Not your regular pear

Asian pears bear little resemblance to their European cousins, such as Bosc, Bartlett or Comice pears, and they have different characteristics, too.

Asian pears are ready to eat upon picking, while European pears usually take about a week, after removal from cold storage, to become soft and juicy.

Nor do they change appearance after picking or storage, as the Europeans do.

Asian pears are often called “apple pears,” because they’re crisp and juicy like apples, but with a different texture. They’re also referred to as salad pears, Oriental, Chinese or Japanese pears.

There are three types of Asian pear: round or flat fruit with green to yellow skin; round or flat fruit with bronze-colored skin and a light-bronze russet; and pear-shaped fruit with green or russet skin.

Among the favored varieties are: Hosui, a large, golden russeted fruit that ripens in September; Olympic, one of the sweetest of the Asian pears, ripening in late September; and 20th Century or Nijisseiki — firm and juicy with an aromatic flavor, ripe from July through early August.

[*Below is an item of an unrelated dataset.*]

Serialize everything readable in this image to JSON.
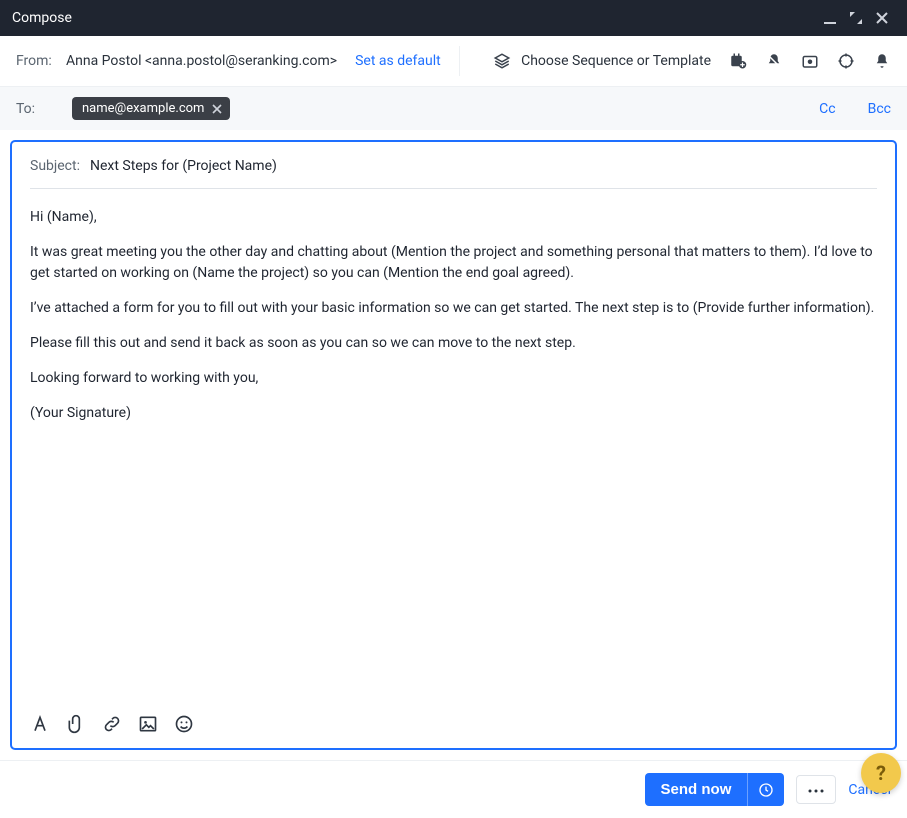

Floyd Ott can tell you plenty about Asian pears.

Ott, whose farm and extensive fruit orchards are six miles south of Eudora, grows 19 varieties of the pears on roughly 100 trees. Among his varieties are 20th Century, Shinseiki and Olympic.

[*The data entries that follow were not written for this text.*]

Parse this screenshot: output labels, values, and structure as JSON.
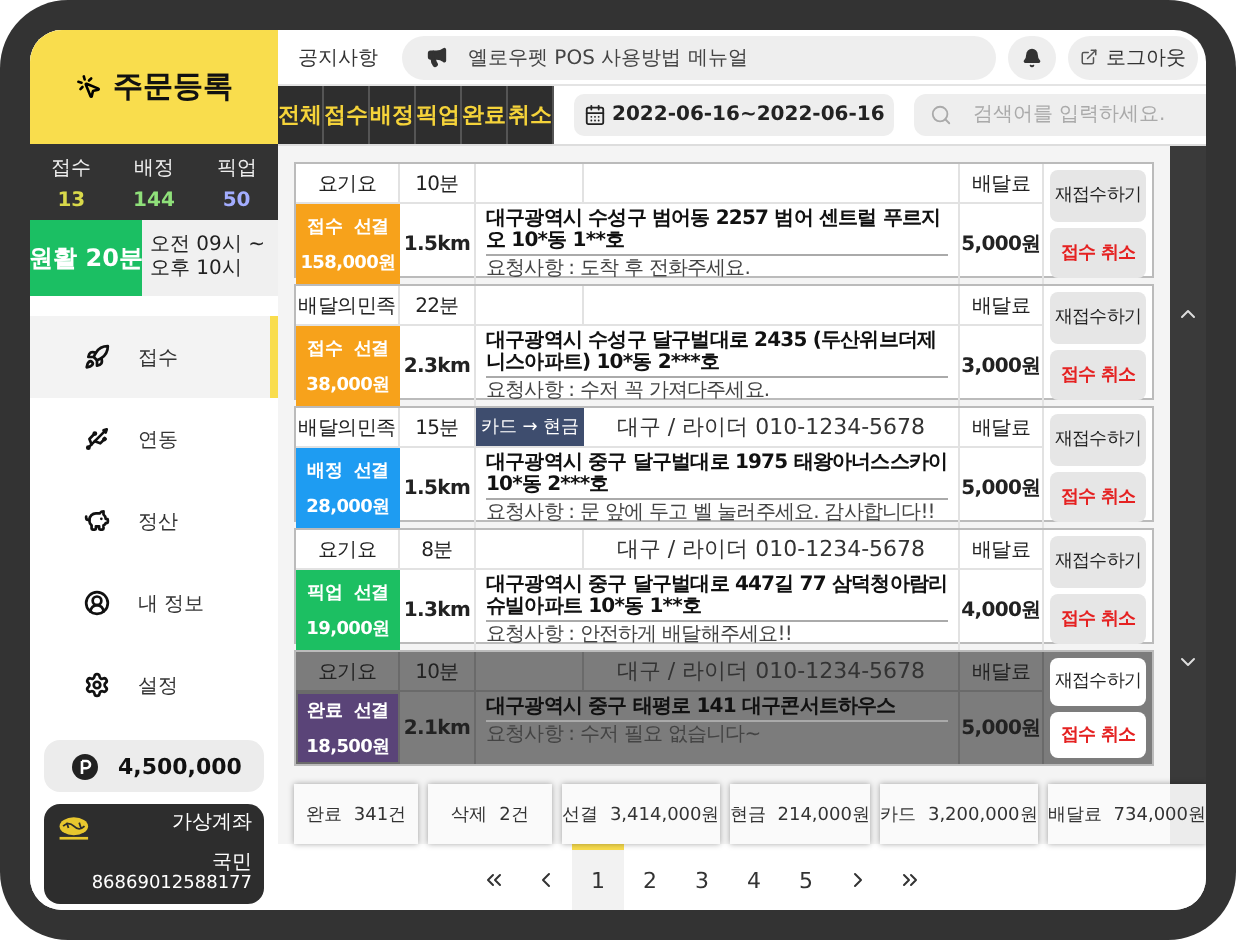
{
  "sidebar": {
    "title": "주문등록",
    "stats": [
      {
        "label": "접수",
        "value": "13",
        "color": "#d9d94a"
      },
      {
        "label": "배정",
        "value": "144",
        "color": "#8fe07a"
      },
      {
        "label": "픽업",
        "value": "50",
        "color": "#a3adff"
      }
    ],
    "traffic": {
      "label": "원활 20분",
      "hours": "오전 09시 ~ 오후 10시"
    },
    "menu": [
      {
        "kind": "receive",
        "label": "접수",
        "selected": true
      },
      {
        "kind": "link",
        "label": "연동",
        "selected": false
      },
      {
        "kind": "settle",
        "label": "정산",
        "selected": false
      },
      {
        "kind": "profile",
        "label": "내 정보",
        "selected": false
      },
      {
        "kind": "settings",
        "label": "설정",
        "selected": false
      }
    ],
    "points": "4,500,000",
    "account": {
      "title": "가상계좌",
      "bank": "국민",
      "number": "86869012588177"
    }
  },
  "header": {
    "notice_label": "공지사항",
    "notice": "옐로우펫 POS 사용방법 메뉴얼",
    "logout": "로그아웃"
  },
  "tabs": [
    "전체",
    "접수",
    "배정",
    "픽업",
    "완료",
    "취소"
  ],
  "date_range": "2022-06-16~2022-06-16",
  "search": {
    "placeholder": "검색어를 입력하세요."
  },
  "orders": [
    {
      "platform": "요기요",
      "time": "10분",
      "status": "접수",
      "payment": "선결",
      "amount": "158,000원",
      "color": "#f7a21b",
      "distance": "1.5km",
      "address": "대구광역시 수성구 범어동 2257 범어 센트럴 푸르지오 10*동 1**호",
      "request": "요청사항 : 도착 후 전화주세요.",
      "fee_label": "배달료",
      "fee": "5,000원",
      "reaccept": "재접수하기",
      "cancel": "접수 취소",
      "dimmed": false
    },
    {
      "platform": "배달의민족",
      "time": "22분",
      "status": "접수",
      "payment": "선결",
      "amount": "38,000원",
      "color": "#f7a21b",
      "distance": "2.3km",
      "address": "대구광역시 수성구 달구벌대로 2435 (두산위브더제니스아파트) 10*동 2***호",
      "request": "요청사항 : 수저 꼭 가져다주세요.",
      "fee_label": "배달료",
      "fee": "3,000원",
      "reaccept": "재접수하기",
      "cancel": "접수 취소",
      "dimmed": false
    },
    {
      "platform": "배달의민족",
      "time": "15분",
      "payment_change": "카드 → 현금",
      "rider": "대구 / 라이더 010-1234-5678",
      "status": "배정",
      "payment": "선결",
      "amount": "28,000원",
      "color": "#1e9cf2",
      "distance": "1.5km",
      "address": "대구광역시 중구 달구벌대로 1975 태왕아너스스카이 10*동 2***호",
      "request": "요청사항 : 문 앞에 두고 벨 눌러주세요. 감사합니다!!",
      "fee_label": "배달료",
      "fee": "5,000원",
      "reaccept": "재접수하기",
      "cancel": "접수 취소",
      "dimmed": false
    },
    {
      "platform": "요기요",
      "time": "8분",
      "rider": "대구 / 라이더 010-1234-5678",
      "status": "픽업",
      "payment": "선결",
      "amount": "19,000원",
      "color": "#1cbf62",
      "distance": "1.3km",
      "address": "대구광역시 중구 달구벌대로 447길 77 삼덕청아람리슈빌아파트 10*동 1**호",
      "request": "요청사항 : 안전하게 배달해주세요!!",
      "fee_label": "배달료",
      "fee": "4,000원",
      "reaccept": "재접수하기",
      "cancel": "접수 취소",
      "dimmed": false
    },
    {
      "platform": "요기요",
      "time": "10분",
      "rider": "대구 / 라이더 010-1234-5678",
      "status": "완료",
      "payment": "선결",
      "amount": "18,500원",
      "color": "#5a4478",
      "distance": "2.1km",
      "address": "대구광역시 중구 태평로 141 대구콘서트하우스",
      "request": "요청사항 : 수저 필요 없습니다~",
      "fee_label": "배달료",
      "fee": "5,000원",
      "reaccept": "재접수하기",
      "cancel": "접수 취소",
      "dimmed": true
    }
  ],
  "summary": [
    {
      "label": "완료",
      "value": "341건"
    },
    {
      "label": "삭제",
      "value": "2건"
    },
    {
      "label": "선결",
      "value": "3,414,000원"
    },
    {
      "label": "현금",
      "value": "214,000원"
    },
    {
      "label": "카드",
      "value": "3,200,000원"
    },
    {
      "label": "배달료",
      "value": "734,000원"
    }
  ],
  "pagination": [
    {
      "label": "1",
      "selected": true
    },
    {
      "label": "2",
      "selected": false
    },
    {
      "label": "3",
      "selected": false
    },
    {
      "label": "4",
      "selected": false
    },
    {
      "label": "5",
      "selected": false
    }
  ]
}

His reason for growing so many kinds of Asian pears is to extend his picking season up until the first week of November.

Ott sells them on Saturdays at the Lawrence Farmers Market for $1 per pound.

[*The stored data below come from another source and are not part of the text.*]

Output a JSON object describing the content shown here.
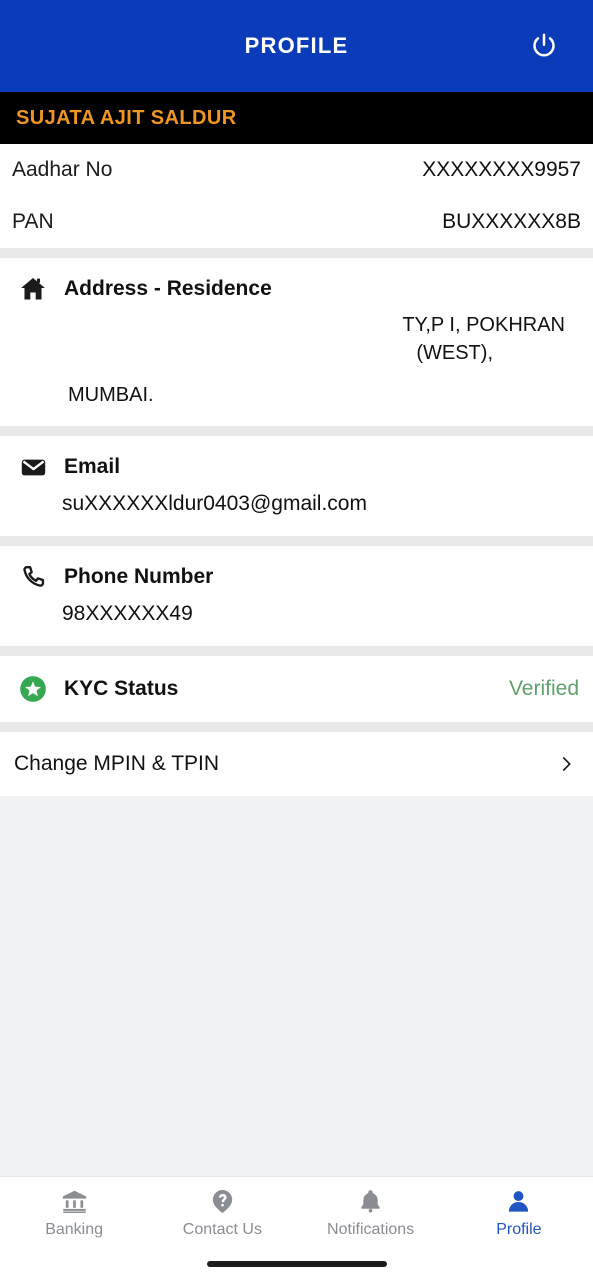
{
  "appbar": {
    "title": "PROFILE",
    "power_icon": "power-icon",
    "bg_color": "#0a3bb8"
  },
  "name_banner": {
    "name": "SUJATA AJIT SALDUR",
    "text_color": "#ef9622",
    "bg_color": "#000000"
  },
  "identity": {
    "rows": [
      {
        "label": "Aadhar No",
        "value": "XXXXXXXX9957"
      },
      {
        "label": "PAN",
        "value": "BUXXXXXX8B"
      }
    ]
  },
  "address": {
    "icon": "home-icon",
    "title": "Address - Residence",
    "line1": "TY,P I, POKHRAN",
    "line2": "(WEST),",
    "line3": "MUMBAI."
  },
  "email": {
    "icon": "envelope-icon",
    "title": "Email",
    "value": "suXXXXXXldur0403@gmail.com"
  },
  "phone": {
    "icon": "phone-icon",
    "title": "Phone Number",
    "value": "98XXXXXX49"
  },
  "kyc": {
    "icon": "star-badge-icon",
    "title": "KYC Status",
    "status": "Verified",
    "status_color": "#5fa06b",
    "badge_color": "#36a852"
  },
  "mpin": {
    "label": "Change MPIN & TPIN",
    "chevron": "chevron-right-icon"
  },
  "bottom_nav": {
    "active_color": "#2255c4",
    "inactive_color": "#8a8d92",
    "tabs": [
      {
        "label": "Banking",
        "icon": "bank-icon",
        "active": false
      },
      {
        "label": "Contact Us",
        "icon": "help-pin-icon",
        "active": false
      },
      {
        "label": "Notifications",
        "icon": "bell-icon",
        "active": false
      },
      {
        "label": "Profile",
        "icon": "person-icon",
        "active": true
      }
    ]
  }
}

“These are not an alternative to European pears,” says Ott, 78.

“They are two completely different families. A European pear is what you’re accustomed to buying in the grocery store: Bosc, D’Anjou, Bartlett. Asians pears are very sweet and firm, and they all tree ripen. They keep pretty well.”

Like eating candy

You don’t have to recite the merits of Asian pears to Ken Krause — they’re already a great crop for him.

“We sell literally tons of them, and we have people who come in especially for those,” says Krause.

He and his wife, Nancy, operate Fieldstone, a bed-and-breakfast nestled in a 180-acre orchard near Overbrook, about 30 miles southwest of Lawrence. He grows four varieties of asian pears on about 200 trees.

“We have people who were overseas in Japan and Korea, and they’ve tasted them and they like them. Last year we had a family that came here, and they picked 300 pounds of Asian pears.”

Asian pears fill small baskets at the Lawrence Farmers Market. The pears sell for about .50 per pound.

Krause has a pick-yourself operation, and a 20-pound bag of his pears sells for $10. He also sells his Asian pears to the Community Mercantile Co-op, 901 Iowa.

The co-op sells Krause’s Hosui and Shinseiki varieties for $2.49 per pound, according to Linda Cowden, produce manager.

Krause has found his own favorite use for them.

“I dehydrate them. I’ll take the ones that get hurt while we’re picking, and I’ll slice those up and dehydrate them, and they’re like eating candy,” he says.